Pada dasarnya politik itu benar,
bertujuan benar, asal dijalankan oleh orang-orang yang benar. Kedekatan politik
dengan kekuasaan menjadikkannya kendaraan super mewah yang menarik minat banyak
manusia penyembah keglamoran. Pertanyaannya..mampukah jatidiri politik yang
sebenarnya sebagai pensejahtera masa bereksistensi dalam genggagaman manusia
jahannam?..fakta yang terbarukan kita mendapati bersama, bagaimana sosok LHI
dari partai besar yang bervisikan dakwah Islamiyyah jatuh tersungkur, kalah
oleh pragmatisme politik. Ini sebagai bukti, betapa hancurnya dunia politik
Indonesia, lalu kepada siapa kita akan percaya?...malaikat pun bisa berubah
menjadi iblis karena racun politik, itu real.

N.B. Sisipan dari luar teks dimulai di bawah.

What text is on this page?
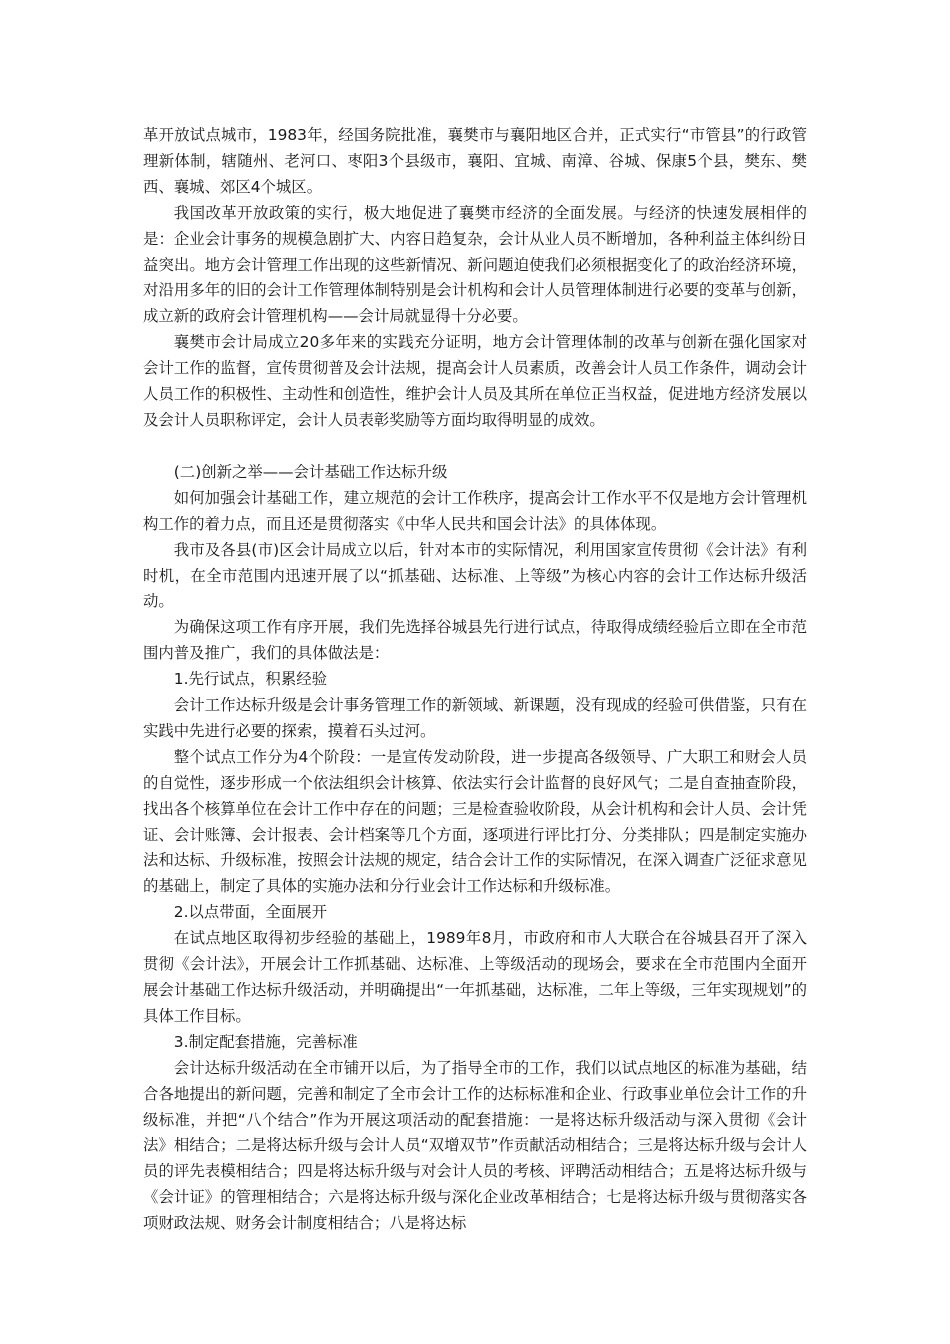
革开放试点城市，1983年，经国务院批准，襄樊市与襄阳地区合并，正式实行“市管县”的行政管理新体制，辖随州、老河口、枣阳3个县级市，襄阳、宜城、南漳、谷城、保康5个县，樊东、樊西、襄城、郊区4个城区。

我国改革开放政策的实行，极大地促进了襄樊市经济的全面发展。与经济的快速发展相伴的是：企业会计事务的规模急剧扩大、内容日趋复杂，会计从业人员不断增加，各种利益主体纠纷日益突出。地方会计管理工作出现的这些新情况、新问题迫使我们必须根据变化了的政治经济环境，对沿用多年的旧的会计工作管理体制特别是会计机构和会计人员管理体制进行必要的变革与创新，成立新的政府会计管理机构——会计局就显得十分必要。

襄樊市会计局成立20多年来的实践充分证明，地方会计管理体制的改革与创新在强化国家对会计工作的监督，宣传贯彻普及会计法规，提高会计人员素质，改善会计人员工作条件，调动会计人员工作的积极性、主动性和创造性，维护会计人员及其所在单位正当权益，促进地方经济发展以及会计人员职称评定，会计人员表彰奖励等方面均取得明显的成效。

(二)创新之举——会计基础工作达标升级

如何加强会计基础工作，建立规范的会计工作秩序，提高会计工作水平不仅是地方会计管理机构工作的着力点，而且还是贯彻落实《中华人民共和国会计法》的具体体现。

我市及各县(市)区会计局成立以后，针对本市的实际情况，利用国家宣传贯彻《会计法》有利时机，在全市范围内迅速开展了以“抓基础、达标准、上等级”为核心内容的会计工作达标升级活动。

为确保这项工作有序开展，我们先选择谷城县先行进行试点，待取得成绩经验后立即在全市范围内普及推广，我们的具体做法是：

1.先行试点，积累经验

会计工作达标升级是会计事务管理工作的新领域、新课题，没有现成的经验可供借鉴，只有在实践中先进行必要的探索，摸着石头过河。

整个试点工作分为4个阶段：一是宣传发动阶段，进一步提高各级领导、广大职工和财会人员的自觉性，逐步形成一个依法组织会计核算、依法实行会计监督的良好风气；二是自查抽查阶段，找出各个核算单位在会计工作中存在的问题；三是检查验收阶段，从会计机构和会计人员、会计凭证、会计账簿、会计报表、会计档案等几个方面，逐项进行评比打分、分类排队；四是制定实施办法和达标、升级标准，按照会计法规的规定，结合会计工作的实际情况，在深入调查广泛征求意见的基础上，制定了具体的实施办法和分行业会计工作达标和升级标准。

2.以点带面，全面展开

在试点地区取得初步经验的基础上，1989年8月，市政府和市人大联合在谷城县召开了深入贯彻《会计法》，开展会计工作抓基础、达标准、上等级活动的现场会，要求在全市范围内全面开展会计基础工作达标升级活动，并明确提出“一年抓基础，达标准，二年上等级，三年实现规划”的具体工作目标。

3.制定配套措施，完善标准

会计达标升级活动在全市铺开以后，为了指导全市的工作，我们以试点地区的标准为基础，结合各地提出的新问题，完善和制定了全市会计工作的达标标准和企业、行政事业单位会计工作的升级标准，并把“八个结合”作为开展这项活动的配套措施：一是将达标升级活动与深入贯彻《会计法》相结合；二是将达标升级与会计人员“双增双节”作贡献活动相结合；三是将达标升级与会计人员的评先表模相结合；四是将达标升级与对会计人员的考核、评聘活动相结合；五是将达标升级与《会计证》的管理相结合；六是将达标升级与深化企业改革相结合；七是将达标升级与贯彻落实各项财政法规、财务会计制度相结合；八是将达标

Maka, kita pun menyadari, sungguh
berat tantangan terjal perpolitikan. Semua partai butuh dana segar, entah dari
manapun, yang halal atau yang haram. Sudah waktunya mereka membuat badan usaha
untuk menghidupi kebutuhan pribadi, bukan mendompleng seperti bayi yang selalu
harus disusui oleh ibu negaranya. Korupsi memang tidak murni karena kepentingan
personal, namun kebanyakan karena kepentingan partai. Totalitas kepada partai
sebagai kader partai yang telah membesarkannya, menjadi Tuhan-Tuhan baru
mereka. Seakan mereka diciptakan oleh partai-partai itu, diberi rizky dan
diayomi, mereka lupa bahwa partai hanyalah ibu tiri mereka. Itu membuat para
elit partai bersikap pragmatis, instant, dan oportunis. Kita lihat bahwa uang
adalah darah kehidupan bagi vampire-vampir politik, demokrasi memang sangat mahal.
Dan akankah kita menyimpulkan bahwa politik bukanlah ranah orang-orang
benar?...sehingga kita akan lepas tangan?...membiarkan mereka menghisap darah
kehidupan rakyat, memakan rerumputan hijau di padang kemlaratan?..kita memang
sudah lama perang dengan orang-orang yang mengaku sebagai wakil kita, pelindung
kita. Kita tak kenal lelah mengawasi, mengintrogasi dan mengevaluasi mereka,
sampai mempertaruhkan nyawa. Perjuangan kita belum berakhir, hingga mereka
benar-benar melangkah dengan kaki kita, berdetak dengan detak jantung kita,
bergerak dengan gerak otot kita dan bermata hati dengan mata hati kita. Mari
terus kita lanjutkan, untuk tak kenal waktu mengingatkan, mengarahkan
wakil-wakil kita. Kalau wakil kita jombrot
maka tentu saja kita akan jombrot,
mereka tidak bisa seenaknya saja memutuskan tali batin kesepakatan yang telah
ditetapkan bersama. Sebagaimana pesan agama untuk selalu saling mengingatkan
dalam kebenaran.
Rumah politik adalah rumah
kekuasaan dan uang plus wanita. Harta, wanita dan tahta adalah trilogy iblis
yang begitu kuat mengikat wakil-wakil kita, utusan kita, harapan kita. Mari
kita sadarkan mereka, bangunkan mereka. Semua bukan tidak bisa, selama kita
yakin bahwa kebenaran akan mengalahkan kebatilan. Olehkarenanya, wakil kita
adalah orang-orang yang lahir dari rahim bangsa, yang besar dari lingkungan
kita semua. Mungkin masih banyak kekurangan kita dalam menasehati, kurang
sabar, lebih suka arogan terhadap wakil rakrat, kita harus ingat mereka bukan
siapa-siapa, mereka adalah anak kandung kita, atau mungkin ayah dan ibu kita,
yang dulunya bercita-cita mengayomi manusia. Penampakan keduniaan terpampang
jelas dalam kehidupan politik, maka maklum jika banyak yang terkecoh,
terpeleset oleh licinnya tipuan dunia. Kita mungkin juga belum tentu selamat
ketika dalam posisi seperti mereka, maka mari saling menyadari kemudian
mengingatkan.
Bagaimana kita akan meluruskan
mereka kalau kita saja masih belum berbenah diri?? Akankah yang mengingatkan
justru kaburo maqtan?....wakaifa
yastaqiimudzillu wal ‘uudu a’waj? (bagaimana bayangan sebuah tongkat akan lurus
jikalau tongkat itu sendiri bengkok?).mari berbenah untuk bangsa, setiap
1000 langkah dimulai dari langkah pertama yang paling sederhana.